Last night, I finished At The Water’s Edge by Sara Gruen, and it was amazing. I originally picked it up because it was in the “available now” section of my local library’s Libby app, and because I read the author’s book Water for Elephants back in in like 2010 and liked her writing style.

I was completely enthralled by the characters—though many of them were infuriating—surprised repeatedly by the events that unfolded as the story progress, and found myself so angry about certain developments that I could hardly stop myself from throwing my Kindle across the living room. (I may have thrown it down onto the couch so forcefully that my husband asked me why I was reading a book that I clearly hated so much.

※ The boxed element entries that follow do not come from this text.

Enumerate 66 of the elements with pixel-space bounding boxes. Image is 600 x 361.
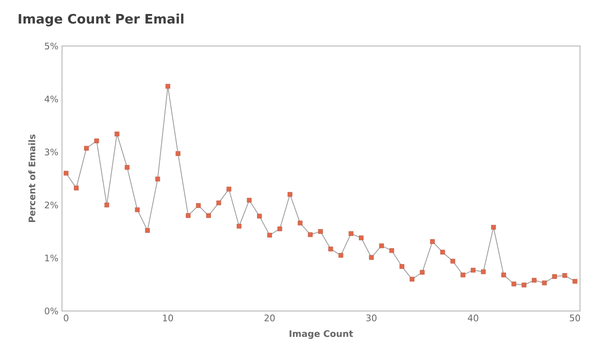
point	[440, 250, 445, 255]
point	[369, 255, 374, 260]
point	[186, 213, 191, 218]
point	[420, 270, 425, 275]
point	[572, 278, 578, 284]
y-tick-label: 1%	[45, 254, 58, 262]
point	[134, 207, 140, 212]
y-tick-label: 0%	[44, 308, 58, 314]
point	[226, 186, 232, 192]
point	[267, 232, 272, 238]
point	[288, 192, 292, 197]
point	[480, 269, 486, 274]
point	[410, 276, 414, 282]
point	[155, 176, 160, 182]
point	[328, 246, 334, 252]
point	[277, 226, 282, 232]
point	[460, 272, 466, 278]
point	[450, 258, 456, 264]
point	[400, 264, 404, 269]
x-tick-label: 30	[366, 314, 377, 322]
point	[532, 278, 537, 283]
x-tick-label: 10	[163, 314, 173, 322]
x-tick-label: 40	[468, 314, 478, 322]
point	[64, 170, 68, 176]
point	[236, 224, 242, 229]
point	[94, 138, 99, 144]
point	[318, 229, 323, 234]
y-tick-label: 3%	[44, 148, 58, 156]
point	[348, 231, 354, 236]
point	[542, 280, 547, 286]
point	[470, 268, 476, 273]
point	[124, 165, 130, 170]
point	[552, 274, 557, 279]
point	[379, 243, 384, 248]
point	[358, 236, 364, 240]
point	[84, 146, 89, 151]
y-tick-label: 5%	[44, 42, 58, 50]
point	[176, 151, 180, 156]
point	[501, 272, 506, 278]
point	[165, 84, 170, 89]
point	[562, 273, 568, 278]
point	[114, 132, 120, 136]
y-tick-label: 2%	[44, 202, 58, 208]
y-tick-label: 4%	[44, 96, 58, 102]
point	[512, 282, 516, 286]
point	[298, 220, 302, 226]
point	[491, 224, 496, 230]
point	[206, 213, 211, 218]
point	[246, 198, 252, 203]
point	[257, 214, 262, 218]
point	[145, 228, 150, 233]
point	[338, 252, 344, 258]
point	[308, 232, 313, 238]
x-axis-title: Image Count	[290, 330, 353, 339]
x-tick-label: 50	[570, 314, 580, 322]
point	[430, 239, 435, 244]
y-axis-title: Percent of Emails	[28, 134, 36, 222]
point	[74, 186, 79, 190]
point	[196, 203, 201, 208]
x-tick-label: 20	[264, 314, 275, 322]
x-tick-label: 0	[64, 314, 68, 322]
point	[522, 282, 526, 288]
chart-title: Image Count Per Email	[18, 14, 184, 26]
point	[216, 200, 222, 206]
point	[104, 202, 110, 208]
point	[389, 248, 394, 253]
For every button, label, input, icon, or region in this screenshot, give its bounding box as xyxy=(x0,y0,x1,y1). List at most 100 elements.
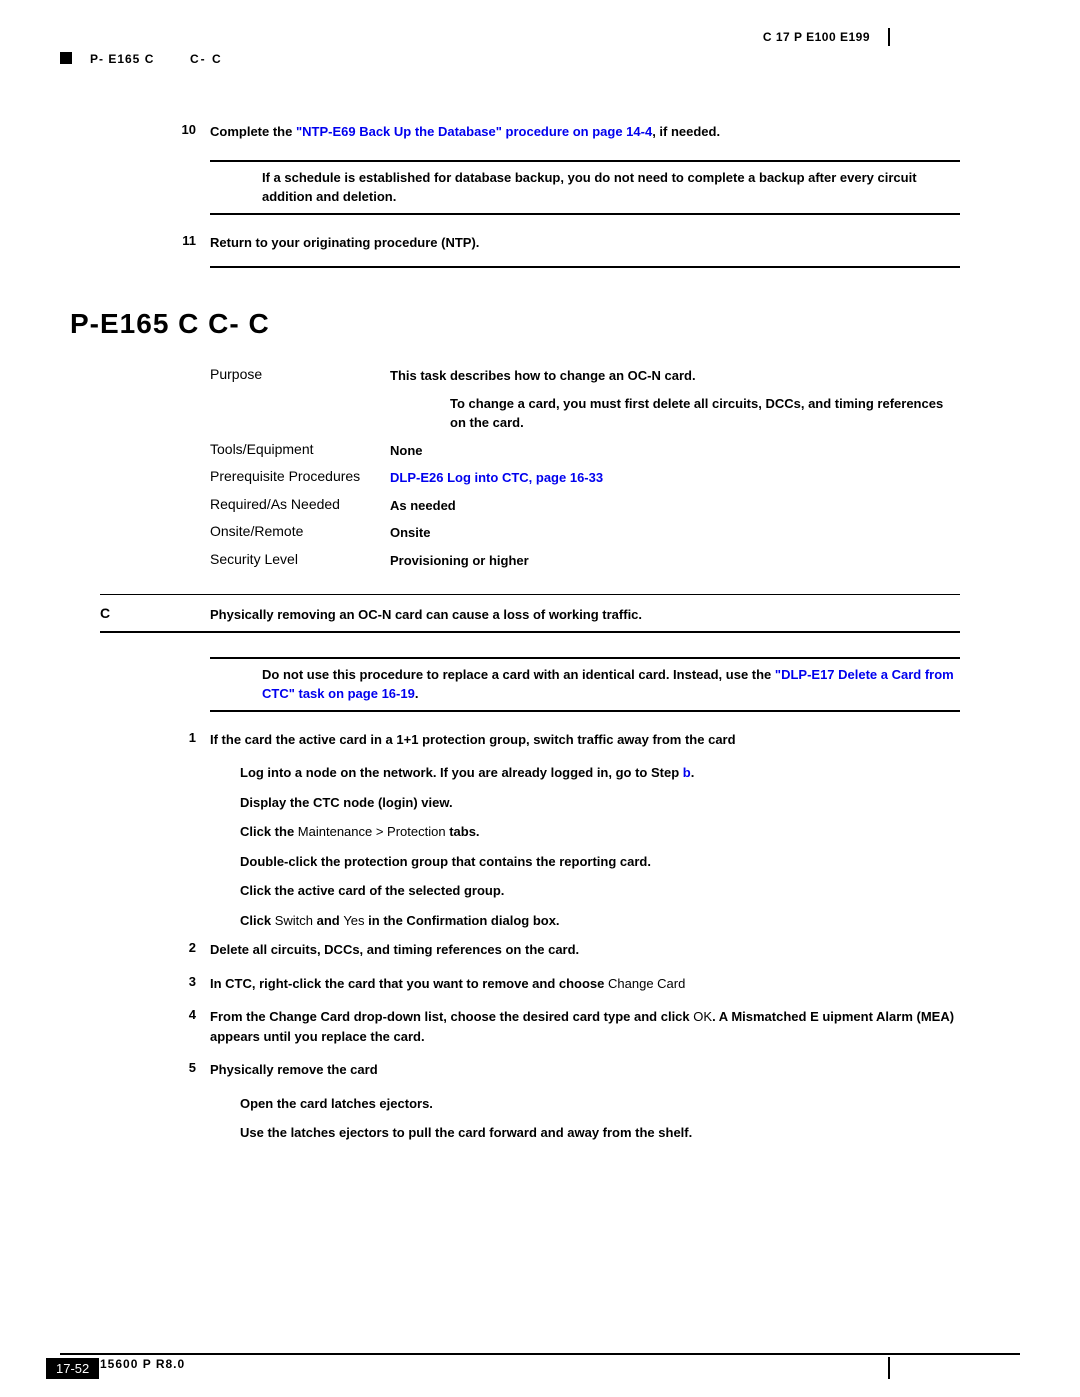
text: Log into a node on the network. If you a… xyxy=(240,765,683,780)
step-text: Physically remove the card xyxy=(210,1060,960,1080)
text: This task describes how to change an OC-… xyxy=(390,368,696,383)
spec-row: Prerequisite Procedures DLP-E26 Log into… xyxy=(210,468,960,488)
step-row: 4 From the Change Card drop-down list, c… xyxy=(170,1007,960,1046)
header-proc-sub: C- C xyxy=(190,52,223,66)
step-text: Return to your originating procedure (NT… xyxy=(210,233,960,253)
spec-value: This task describes how to change an OC-… xyxy=(390,366,960,386)
step-row: 11 Return to your originating procedure … xyxy=(170,233,960,253)
spec-value: None xyxy=(390,441,960,461)
ui-label: Change Card xyxy=(608,976,685,991)
text: Click xyxy=(240,913,275,928)
spec-row: Onsite/Remote Onsite xyxy=(210,523,960,543)
step-row: 3 In CTC, right-click the card that you … xyxy=(170,974,960,994)
text: . xyxy=(415,686,419,701)
text: Do not use this procedure to replace a c… xyxy=(262,667,775,682)
header-square-icon xyxy=(60,52,72,64)
step-row: 1 If the card the active card in a 1+1 p… xyxy=(170,730,960,750)
spec-row: Required/As Needed As needed xyxy=(210,496,960,516)
caution-block: C Physically removing an OC-N card can c… xyxy=(100,605,960,625)
spec-row: Security Level Provisioning or higher xyxy=(210,551,960,571)
rule xyxy=(210,213,960,215)
spec-value: Onsite xyxy=(390,523,960,543)
step-text: From the Change Card drop-down list, cho… xyxy=(210,1007,960,1046)
note-text: If a schedule is established for databas… xyxy=(262,168,960,207)
spec-row: Purpose This task describes how to chang… xyxy=(210,366,960,386)
footer-rule-right xyxy=(888,1357,890,1379)
content-area: 10 Complete the "NTP-E69 Back Up the Dat… xyxy=(170,122,960,1143)
text: Complete the xyxy=(210,124,296,139)
header-rule-right xyxy=(888,28,890,46)
spec-value: Provisioning or higher xyxy=(390,551,960,571)
step-number: 2 xyxy=(170,940,210,960)
rule xyxy=(210,710,960,712)
substep: Click Switch and Yes in the Confirmation… xyxy=(240,911,960,931)
note-row: If a schedule is established for databas… xyxy=(210,168,960,207)
ui-path: Maintenance > Protection xyxy=(298,824,446,839)
spec-value: As needed xyxy=(390,496,960,516)
substep: Display the CTC node (login) view. xyxy=(240,793,960,813)
substep: Open the card latches ejectors. xyxy=(240,1094,960,1114)
rule xyxy=(100,631,960,633)
step-number: 1 xyxy=(170,730,210,750)
step-row: 2 Delete all circuits, DCCs, and timing … xyxy=(170,940,960,960)
step-number: 5 xyxy=(170,1060,210,1080)
xref-link[interactable]: "NTP-E69 Back Up the Database" procedure… xyxy=(296,124,652,139)
rule xyxy=(210,160,960,162)
step-row: 5 Physically remove the card xyxy=(170,1060,960,1080)
note-row: Do not use this procedure to replace a c… xyxy=(210,665,960,704)
step-text: In CTC, right-click the card that you wa… xyxy=(210,974,960,994)
rule xyxy=(210,657,960,659)
ui-label: OK xyxy=(693,1009,712,1024)
footer-rule xyxy=(60,1353,1020,1355)
step-number: 3 xyxy=(170,974,210,994)
text: From the Change Card drop-down list, cho… xyxy=(210,1009,693,1024)
text: In CTC, right-click the card that you wa… xyxy=(210,976,608,991)
footer-doc-title: C 15600 P R8.0 xyxy=(86,1357,185,1371)
step-number: 11 xyxy=(170,233,210,253)
footer-row: C 15600 P R8.0 xyxy=(60,1357,1020,1371)
step-text: If the card the active card in a 1+1 pro… xyxy=(210,730,960,750)
ui-label: Yes xyxy=(343,913,364,928)
substep: Click the active card of the selected gr… xyxy=(240,881,960,901)
spec-key: Onsite/Remote xyxy=(210,523,390,539)
xref-link[interactable]: DLP-E26 Log into CTC, page 16-33 xyxy=(390,470,603,485)
spec-key: Prerequisite Procedures xyxy=(210,468,390,484)
step-number: 4 xyxy=(170,1007,210,1046)
text: and xyxy=(313,913,343,928)
page-number: 17-52 xyxy=(46,1358,99,1379)
note-block: Do not use this procedure to replace a c… xyxy=(210,657,960,712)
text: tabs. xyxy=(446,824,480,839)
step-number: 10 xyxy=(170,122,210,142)
spec-key: Tools/Equipment xyxy=(210,441,390,457)
spec-row: To change a card, you must first delete … xyxy=(210,394,960,433)
page: C 17 P E100 E199 P- E165 C C- C 10 Compl… xyxy=(0,0,1080,1397)
text: in the Confirmation dialog box. xyxy=(365,913,560,928)
page-header: C 17 P E100 E199 P- E165 C C- C xyxy=(70,30,1020,62)
substep: Use the latches ejectors to pull the car… xyxy=(240,1123,960,1143)
header-proc-code: P- E165 C xyxy=(90,52,154,66)
spec-key: Required/As Needed xyxy=(210,496,390,512)
caution-text: Physically removing an OC-N card can cau… xyxy=(210,605,960,625)
text: Click the xyxy=(240,824,298,839)
caution-label: C xyxy=(100,605,210,621)
xref-link[interactable]: b xyxy=(683,765,691,780)
header-chapter-ref: C 17 P E100 E199 xyxy=(763,30,870,44)
spec-key: Purpose xyxy=(210,366,390,382)
substep: Log into a node on the network. If you a… xyxy=(240,763,960,783)
step-text: Delete all circuits, DCCs, and timing re… xyxy=(210,940,960,960)
text: . xyxy=(691,765,695,780)
procedure-end-rule xyxy=(210,266,960,268)
section-title: P-E165 C C- C xyxy=(70,308,960,340)
substep: Double-click the protection group that c… xyxy=(240,852,960,872)
spec-value: DLP-E26 Log into CTC, page 16-33 xyxy=(390,468,960,488)
spec-table: Purpose This task describes how to chang… xyxy=(210,366,960,570)
step-row: 10 Complete the "NTP-E69 Back Up the Dat… xyxy=(170,122,960,142)
rule xyxy=(100,594,960,595)
ui-label: Switch xyxy=(275,913,313,928)
note-block: If a schedule is established for databas… xyxy=(210,160,960,215)
page-footer: C 15600 P R8.0 17-52 xyxy=(60,1353,1020,1371)
note-text: Do not use this procedure to replace a c… xyxy=(262,665,960,704)
spec-note: To change a card, you must first delete … xyxy=(390,394,960,433)
substep: Click the Maintenance > Protection tabs. xyxy=(240,822,960,842)
text: , if needed. xyxy=(652,124,720,139)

Ha!)

Hands down, this story would make an intriguing and beautiful movie.

At The Water’s Edge is a dark story about a trio of spoiled, rich friends who run away to Scotland in the middle World War II, dead set on proving the existence of the Loch Ness Monster—something about restoring the family’s honor, or perhaps for revenge, or possibly just because they were pretty drunk when they decided to go. The book blurs the line between realism and the supernatural/ fantastical, and parts of it teeter on feeling almost outlandish. But somehow, in the very next moment, Gruen has you believing that an insane thing just happened. Possibly could *actually* happen.

Based on the first few chapters, I was not expecting any kind of romantic subplot, and then one blindsided me in such a good way.

Well-written, painstakingly researched, and absolutely heartbreaking. I loved it.